Mourant
- Headquarters: St Helier, Jersey
- No. of offices: 9
- Offices: BVI, Cayman Islands, Guernsey, Hong Kong, Singapore, Jersey, London, Mauritius, Luxembourg
- No. of attorneys: 250
- Major practice areas: offshore financial services
- Date founded: 2010
- Company type: Limited partnership
- Website: mourant.com

= Mourant =

Offshore magic circle law firm

Mourant is an offshore law firm headquartered in Saint-Helier, Jersey. Mourant is one of the largest offshore law firms, with just over 70 partners and 700+ staff.
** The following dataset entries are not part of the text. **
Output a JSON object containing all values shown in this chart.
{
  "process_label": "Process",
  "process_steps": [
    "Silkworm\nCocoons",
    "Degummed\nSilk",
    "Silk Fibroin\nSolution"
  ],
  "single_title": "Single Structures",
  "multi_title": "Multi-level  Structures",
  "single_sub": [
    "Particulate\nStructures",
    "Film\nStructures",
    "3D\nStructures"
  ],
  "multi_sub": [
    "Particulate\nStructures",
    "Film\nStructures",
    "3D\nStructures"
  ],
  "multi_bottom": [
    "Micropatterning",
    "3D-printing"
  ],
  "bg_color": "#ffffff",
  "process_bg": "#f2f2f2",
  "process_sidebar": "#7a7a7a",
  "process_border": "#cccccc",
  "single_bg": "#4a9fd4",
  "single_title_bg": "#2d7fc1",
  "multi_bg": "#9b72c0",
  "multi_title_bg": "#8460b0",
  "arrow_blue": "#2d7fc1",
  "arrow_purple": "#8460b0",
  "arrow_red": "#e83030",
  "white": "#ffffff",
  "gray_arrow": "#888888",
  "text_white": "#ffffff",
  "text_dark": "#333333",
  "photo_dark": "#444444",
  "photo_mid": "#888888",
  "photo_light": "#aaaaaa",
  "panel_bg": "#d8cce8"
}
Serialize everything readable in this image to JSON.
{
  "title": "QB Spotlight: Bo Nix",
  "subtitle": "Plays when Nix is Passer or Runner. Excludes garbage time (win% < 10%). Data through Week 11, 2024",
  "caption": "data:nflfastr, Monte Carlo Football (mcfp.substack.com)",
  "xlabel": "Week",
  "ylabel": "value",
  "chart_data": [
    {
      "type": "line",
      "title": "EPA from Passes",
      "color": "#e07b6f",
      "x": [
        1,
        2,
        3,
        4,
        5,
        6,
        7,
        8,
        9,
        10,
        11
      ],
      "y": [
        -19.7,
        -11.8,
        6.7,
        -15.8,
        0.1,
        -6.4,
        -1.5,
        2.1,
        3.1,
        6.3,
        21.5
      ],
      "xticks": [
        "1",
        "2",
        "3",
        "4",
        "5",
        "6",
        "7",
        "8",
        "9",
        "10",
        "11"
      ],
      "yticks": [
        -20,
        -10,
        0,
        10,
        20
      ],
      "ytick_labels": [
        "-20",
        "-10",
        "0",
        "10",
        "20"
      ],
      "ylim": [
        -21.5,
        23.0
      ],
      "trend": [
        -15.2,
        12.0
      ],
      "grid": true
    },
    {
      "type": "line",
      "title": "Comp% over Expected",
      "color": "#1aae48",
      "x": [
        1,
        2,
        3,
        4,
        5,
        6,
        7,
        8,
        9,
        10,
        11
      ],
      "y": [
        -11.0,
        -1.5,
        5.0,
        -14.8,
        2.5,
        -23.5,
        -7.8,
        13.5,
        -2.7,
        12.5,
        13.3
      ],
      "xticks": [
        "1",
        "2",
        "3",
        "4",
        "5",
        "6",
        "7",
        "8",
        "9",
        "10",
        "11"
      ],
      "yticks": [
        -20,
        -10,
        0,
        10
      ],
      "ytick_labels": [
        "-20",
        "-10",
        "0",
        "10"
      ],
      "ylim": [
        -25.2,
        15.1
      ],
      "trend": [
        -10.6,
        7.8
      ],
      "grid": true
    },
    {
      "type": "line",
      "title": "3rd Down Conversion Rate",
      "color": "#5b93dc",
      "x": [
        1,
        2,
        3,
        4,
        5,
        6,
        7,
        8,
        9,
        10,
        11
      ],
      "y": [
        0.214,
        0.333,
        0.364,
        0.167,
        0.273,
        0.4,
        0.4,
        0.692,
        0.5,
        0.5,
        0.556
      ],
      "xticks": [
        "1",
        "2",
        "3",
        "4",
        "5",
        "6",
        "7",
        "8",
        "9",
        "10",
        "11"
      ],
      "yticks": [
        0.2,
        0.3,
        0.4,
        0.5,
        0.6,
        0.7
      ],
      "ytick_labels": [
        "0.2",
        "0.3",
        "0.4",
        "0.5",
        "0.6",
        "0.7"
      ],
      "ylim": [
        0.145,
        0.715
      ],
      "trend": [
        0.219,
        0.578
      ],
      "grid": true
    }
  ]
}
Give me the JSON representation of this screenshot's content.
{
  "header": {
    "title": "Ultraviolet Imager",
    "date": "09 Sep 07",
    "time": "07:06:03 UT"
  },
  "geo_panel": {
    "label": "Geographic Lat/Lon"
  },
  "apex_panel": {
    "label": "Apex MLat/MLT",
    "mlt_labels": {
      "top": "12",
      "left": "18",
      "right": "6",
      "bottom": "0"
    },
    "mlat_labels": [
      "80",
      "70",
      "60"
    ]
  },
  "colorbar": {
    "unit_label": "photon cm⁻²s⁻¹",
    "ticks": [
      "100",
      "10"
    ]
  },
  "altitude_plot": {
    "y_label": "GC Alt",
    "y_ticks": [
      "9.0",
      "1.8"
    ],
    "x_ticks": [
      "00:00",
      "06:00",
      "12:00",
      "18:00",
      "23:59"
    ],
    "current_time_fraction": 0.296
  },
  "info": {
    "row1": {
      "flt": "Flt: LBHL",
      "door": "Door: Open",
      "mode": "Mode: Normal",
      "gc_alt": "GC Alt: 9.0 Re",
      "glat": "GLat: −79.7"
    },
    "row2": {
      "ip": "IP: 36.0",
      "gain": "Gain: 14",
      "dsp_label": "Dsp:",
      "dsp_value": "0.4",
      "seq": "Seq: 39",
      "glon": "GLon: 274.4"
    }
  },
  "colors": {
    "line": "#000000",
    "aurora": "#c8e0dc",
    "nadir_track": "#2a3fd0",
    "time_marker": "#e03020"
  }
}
It is a member of the offshore magic circle.

==History==

Mourant is the result of successive mergers of various law firms, most recently that of Mourant du Feu & Jeune and Ozannes in 2010.
In the same year, the Mourant group sells Mourant International Finance Administration to State Street, Mourant Private Wealth to RBC and Mourant Equity Compensation Solutions to HBOS. In 2018, it changed its name from "Mourant Ozannes LP" back to "Mourant LP".

==Offices==

While primarily based in Jersey, Mourant has offices in other jurisdictions such as the British Virgin Islands, the Cayman Islands, Guernsey, Hong Kong, Singapore, Mauritius, Luxembourg and the United Kingdom. The tax avoidance campaign group ActionAid reported that more than 200 companies belonging to at least 26 multinational companies have subsidiaries incorporated in Jersey at 22 Grenville Street, Mourant's headquarters.

==Awards and recognition==

The firm won offshore firm of the year from The Lawyer in 2020 and 2021.